Low-quality light with distance

I placed the point light on my map.

By the way, when I take the camera close to the scene window, the light and the surrounding material are clearly visible,

Beyond a certain distance, the representation of the material becomes very crushed. (It becomes soft)
2024-08-19 02 33 43

Is this a matter of light setting? Or range, brightness. Or do I need to adjust my rendering options?

It looks like it is swapping from pixel lighting to vertex lighting. If that’s the case it would be due to your render settings. When rendering with a Forward rendering path you have a fixed number of supported pixel lights due to how expensive they are to render. You can bump this number higher (how exactly depends on which rendering pipeline you are using) to allow for more per-pixel lights.
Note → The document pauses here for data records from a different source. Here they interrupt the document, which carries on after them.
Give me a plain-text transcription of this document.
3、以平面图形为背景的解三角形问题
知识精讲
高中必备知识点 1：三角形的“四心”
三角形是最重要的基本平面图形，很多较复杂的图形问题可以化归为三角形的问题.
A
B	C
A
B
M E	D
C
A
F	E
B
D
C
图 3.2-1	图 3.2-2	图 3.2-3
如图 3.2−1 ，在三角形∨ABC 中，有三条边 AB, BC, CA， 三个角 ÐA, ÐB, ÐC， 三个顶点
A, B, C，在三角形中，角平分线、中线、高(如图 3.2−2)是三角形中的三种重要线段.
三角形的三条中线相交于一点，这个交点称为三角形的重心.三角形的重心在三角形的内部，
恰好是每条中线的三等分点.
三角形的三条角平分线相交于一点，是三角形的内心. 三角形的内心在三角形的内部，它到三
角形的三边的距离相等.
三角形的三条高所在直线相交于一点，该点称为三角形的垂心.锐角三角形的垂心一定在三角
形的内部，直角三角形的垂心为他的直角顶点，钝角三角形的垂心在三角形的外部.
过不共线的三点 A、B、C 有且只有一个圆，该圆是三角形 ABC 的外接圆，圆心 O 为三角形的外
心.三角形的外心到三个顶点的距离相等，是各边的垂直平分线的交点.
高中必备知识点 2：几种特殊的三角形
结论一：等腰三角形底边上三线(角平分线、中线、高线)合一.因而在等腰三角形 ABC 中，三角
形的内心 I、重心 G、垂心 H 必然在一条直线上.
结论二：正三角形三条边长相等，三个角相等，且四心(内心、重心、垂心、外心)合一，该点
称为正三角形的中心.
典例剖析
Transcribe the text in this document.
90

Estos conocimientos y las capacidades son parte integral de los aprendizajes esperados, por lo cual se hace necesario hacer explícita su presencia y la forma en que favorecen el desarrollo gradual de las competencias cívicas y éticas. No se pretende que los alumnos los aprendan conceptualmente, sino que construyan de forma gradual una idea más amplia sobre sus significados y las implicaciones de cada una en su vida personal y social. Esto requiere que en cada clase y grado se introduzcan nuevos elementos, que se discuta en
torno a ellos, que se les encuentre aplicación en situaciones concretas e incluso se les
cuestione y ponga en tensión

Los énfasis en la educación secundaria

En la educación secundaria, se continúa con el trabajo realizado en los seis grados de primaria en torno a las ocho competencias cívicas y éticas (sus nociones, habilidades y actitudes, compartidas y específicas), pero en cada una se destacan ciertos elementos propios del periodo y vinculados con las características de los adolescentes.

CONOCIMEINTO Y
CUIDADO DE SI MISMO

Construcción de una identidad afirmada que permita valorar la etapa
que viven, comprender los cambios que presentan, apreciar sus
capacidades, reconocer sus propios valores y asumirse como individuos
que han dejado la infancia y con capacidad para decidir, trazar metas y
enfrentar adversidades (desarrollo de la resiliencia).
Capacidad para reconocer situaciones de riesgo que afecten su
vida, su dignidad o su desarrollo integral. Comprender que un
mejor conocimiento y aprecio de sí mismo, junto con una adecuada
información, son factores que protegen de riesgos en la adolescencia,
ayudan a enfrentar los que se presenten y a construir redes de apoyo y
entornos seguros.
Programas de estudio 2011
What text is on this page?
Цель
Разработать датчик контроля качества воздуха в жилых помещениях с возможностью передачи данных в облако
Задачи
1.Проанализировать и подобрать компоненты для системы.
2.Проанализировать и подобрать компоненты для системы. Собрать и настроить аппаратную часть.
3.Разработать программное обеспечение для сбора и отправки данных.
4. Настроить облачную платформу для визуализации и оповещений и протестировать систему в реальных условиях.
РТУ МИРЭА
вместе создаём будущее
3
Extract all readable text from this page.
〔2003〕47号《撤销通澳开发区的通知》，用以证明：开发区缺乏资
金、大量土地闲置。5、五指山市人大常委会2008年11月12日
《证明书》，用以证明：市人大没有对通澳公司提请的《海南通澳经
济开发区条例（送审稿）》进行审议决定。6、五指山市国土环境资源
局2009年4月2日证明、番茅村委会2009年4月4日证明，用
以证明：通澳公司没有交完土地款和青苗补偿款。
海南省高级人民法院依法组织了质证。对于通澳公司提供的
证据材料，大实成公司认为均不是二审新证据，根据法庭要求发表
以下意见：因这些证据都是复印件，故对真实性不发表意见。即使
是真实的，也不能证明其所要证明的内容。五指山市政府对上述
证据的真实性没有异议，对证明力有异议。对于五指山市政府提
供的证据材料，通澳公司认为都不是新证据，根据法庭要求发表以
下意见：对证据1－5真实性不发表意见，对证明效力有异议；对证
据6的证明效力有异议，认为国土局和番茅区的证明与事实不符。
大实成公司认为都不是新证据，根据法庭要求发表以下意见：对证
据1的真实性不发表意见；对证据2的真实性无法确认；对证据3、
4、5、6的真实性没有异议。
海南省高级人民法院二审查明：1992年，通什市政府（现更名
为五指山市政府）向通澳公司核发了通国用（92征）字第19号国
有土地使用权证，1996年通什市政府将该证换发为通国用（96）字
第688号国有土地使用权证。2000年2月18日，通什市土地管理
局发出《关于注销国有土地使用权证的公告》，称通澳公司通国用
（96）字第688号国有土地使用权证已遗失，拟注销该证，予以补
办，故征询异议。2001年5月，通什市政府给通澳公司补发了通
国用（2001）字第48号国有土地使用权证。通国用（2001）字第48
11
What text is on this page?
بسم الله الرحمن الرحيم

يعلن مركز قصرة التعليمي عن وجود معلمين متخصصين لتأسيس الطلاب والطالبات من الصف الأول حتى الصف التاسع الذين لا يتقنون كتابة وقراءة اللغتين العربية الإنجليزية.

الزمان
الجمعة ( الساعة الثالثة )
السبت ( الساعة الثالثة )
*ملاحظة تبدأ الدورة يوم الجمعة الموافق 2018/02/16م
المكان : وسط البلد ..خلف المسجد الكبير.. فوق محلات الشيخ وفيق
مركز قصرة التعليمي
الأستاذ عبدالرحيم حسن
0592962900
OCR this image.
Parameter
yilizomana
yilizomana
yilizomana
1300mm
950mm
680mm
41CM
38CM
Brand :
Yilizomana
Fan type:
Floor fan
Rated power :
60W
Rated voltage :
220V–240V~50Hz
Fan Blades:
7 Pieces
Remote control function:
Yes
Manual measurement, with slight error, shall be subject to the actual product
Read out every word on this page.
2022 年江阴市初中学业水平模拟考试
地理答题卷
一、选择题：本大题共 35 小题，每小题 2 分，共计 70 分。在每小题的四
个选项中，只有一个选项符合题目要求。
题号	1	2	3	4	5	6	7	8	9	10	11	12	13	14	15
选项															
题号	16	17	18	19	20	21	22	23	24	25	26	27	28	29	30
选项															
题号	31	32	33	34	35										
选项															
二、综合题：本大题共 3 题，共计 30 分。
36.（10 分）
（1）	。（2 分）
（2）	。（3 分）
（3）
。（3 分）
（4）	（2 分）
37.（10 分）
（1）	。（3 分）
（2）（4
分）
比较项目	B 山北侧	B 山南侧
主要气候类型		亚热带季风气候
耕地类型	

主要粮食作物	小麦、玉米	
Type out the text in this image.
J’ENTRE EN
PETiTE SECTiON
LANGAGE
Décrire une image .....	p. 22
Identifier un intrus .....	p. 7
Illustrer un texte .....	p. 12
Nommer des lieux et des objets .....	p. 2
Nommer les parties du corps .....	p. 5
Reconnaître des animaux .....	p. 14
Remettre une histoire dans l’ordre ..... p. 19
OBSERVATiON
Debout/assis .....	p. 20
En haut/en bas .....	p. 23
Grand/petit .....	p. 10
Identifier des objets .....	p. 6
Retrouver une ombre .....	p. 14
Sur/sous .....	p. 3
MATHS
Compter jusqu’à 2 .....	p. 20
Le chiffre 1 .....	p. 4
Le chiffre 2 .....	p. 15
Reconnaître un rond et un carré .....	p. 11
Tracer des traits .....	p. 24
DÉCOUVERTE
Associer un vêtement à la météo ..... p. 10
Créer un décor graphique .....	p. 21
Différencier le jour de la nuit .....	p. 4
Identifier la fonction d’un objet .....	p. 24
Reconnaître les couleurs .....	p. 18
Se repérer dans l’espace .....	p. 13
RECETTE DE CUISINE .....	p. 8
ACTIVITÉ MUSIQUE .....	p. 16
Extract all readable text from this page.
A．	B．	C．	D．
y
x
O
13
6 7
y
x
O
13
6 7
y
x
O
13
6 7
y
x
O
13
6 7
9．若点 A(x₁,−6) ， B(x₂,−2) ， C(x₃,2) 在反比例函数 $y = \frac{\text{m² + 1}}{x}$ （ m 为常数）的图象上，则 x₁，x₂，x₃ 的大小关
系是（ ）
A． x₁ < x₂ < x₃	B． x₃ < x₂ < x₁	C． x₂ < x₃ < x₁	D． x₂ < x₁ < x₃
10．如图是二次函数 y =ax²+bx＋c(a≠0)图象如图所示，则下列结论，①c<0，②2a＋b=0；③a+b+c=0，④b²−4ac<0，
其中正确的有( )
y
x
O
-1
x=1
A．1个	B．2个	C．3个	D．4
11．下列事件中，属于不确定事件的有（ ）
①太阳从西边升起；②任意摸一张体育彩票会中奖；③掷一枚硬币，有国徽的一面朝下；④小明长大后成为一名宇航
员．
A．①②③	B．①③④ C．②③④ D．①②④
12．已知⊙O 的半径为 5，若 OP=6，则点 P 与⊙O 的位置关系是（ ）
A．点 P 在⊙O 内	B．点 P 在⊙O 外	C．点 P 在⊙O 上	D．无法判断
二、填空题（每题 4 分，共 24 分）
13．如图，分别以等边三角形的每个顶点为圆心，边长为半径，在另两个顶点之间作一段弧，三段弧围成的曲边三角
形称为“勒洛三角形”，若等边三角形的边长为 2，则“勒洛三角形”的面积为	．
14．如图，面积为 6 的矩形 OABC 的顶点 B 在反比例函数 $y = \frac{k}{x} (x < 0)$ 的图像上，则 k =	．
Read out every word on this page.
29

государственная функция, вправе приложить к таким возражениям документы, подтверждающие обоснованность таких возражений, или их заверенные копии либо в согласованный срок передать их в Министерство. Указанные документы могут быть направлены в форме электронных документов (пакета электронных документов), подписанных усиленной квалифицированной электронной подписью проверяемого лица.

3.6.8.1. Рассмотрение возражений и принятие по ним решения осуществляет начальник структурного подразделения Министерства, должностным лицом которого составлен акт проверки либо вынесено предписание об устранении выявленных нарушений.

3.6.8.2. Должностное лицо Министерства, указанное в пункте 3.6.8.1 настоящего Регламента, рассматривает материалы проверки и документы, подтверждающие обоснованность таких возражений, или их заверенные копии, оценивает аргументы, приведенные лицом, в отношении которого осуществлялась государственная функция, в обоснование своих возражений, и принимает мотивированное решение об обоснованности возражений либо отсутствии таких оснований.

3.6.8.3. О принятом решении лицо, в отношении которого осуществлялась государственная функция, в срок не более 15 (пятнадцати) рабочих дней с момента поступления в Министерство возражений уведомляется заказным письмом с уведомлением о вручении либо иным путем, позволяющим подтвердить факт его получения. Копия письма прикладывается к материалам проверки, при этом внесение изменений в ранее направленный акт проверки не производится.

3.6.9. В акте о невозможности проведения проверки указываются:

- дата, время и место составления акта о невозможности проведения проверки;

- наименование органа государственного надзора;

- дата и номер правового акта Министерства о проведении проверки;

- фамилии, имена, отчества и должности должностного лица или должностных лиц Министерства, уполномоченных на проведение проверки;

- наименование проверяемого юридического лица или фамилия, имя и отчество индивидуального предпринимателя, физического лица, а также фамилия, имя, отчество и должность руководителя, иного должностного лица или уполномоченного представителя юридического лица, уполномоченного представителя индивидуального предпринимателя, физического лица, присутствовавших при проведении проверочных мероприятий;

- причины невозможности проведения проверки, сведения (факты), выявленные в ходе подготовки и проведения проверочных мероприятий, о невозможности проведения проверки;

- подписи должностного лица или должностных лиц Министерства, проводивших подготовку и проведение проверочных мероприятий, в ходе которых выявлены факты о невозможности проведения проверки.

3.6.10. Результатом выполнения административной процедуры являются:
If you absolutely require all lights to work per-pixel then your next best bet is to use the Deferred or Forward+ (the latter of which is only supported on newer pipelines) which allows for an arbitrarily high number of per-pixel lights at the cost of some additional overhead for rendering in general.

If you’re planning to release on a mobile or VR platform however it’s advisable to stick with Forward since (afaik, I haven’t worked with these platforms in years) it usually runs much better due to their specific GPU architectures.

Hello
But I’m using URP now.
So I’m not sure how to increase the number of pixels. What should I adjust on this project setting screen?

Since you are using URP you can follow the link to your Pipeline asst from that screen. In you case it is called Ultra_PipelineAsset. From there you can adjust the number of pixel lights when using Forward rendering. It supports up to 8 pixel lights per object.

Alternatively, you can also review the individual renderers from the pipeline asset’s renderer list and change the rendering path to either Forward+ or Deferred.

Both Forward+ and Deferred should have a max lights per camera limit but no limit per object. Frankly you should almost never hit that limit. If you do, there are probably optimizations you should be making anyway.

Be aware that not all shaders designed for Forward will work for Forward+ or Deferred out of the box and may require additional adjustments. They also have certain properties about them: For example, deferred rendering doesn’t support certain kinds of anti-aliasing and can’t render alpha-blended semi-transparent objects (it falls back to Forward rendering when such things happen). My general opinion is that if your platform supports it then there is no reason not to use Forward+ since it provides the best of both worlds between Deferred and Forward.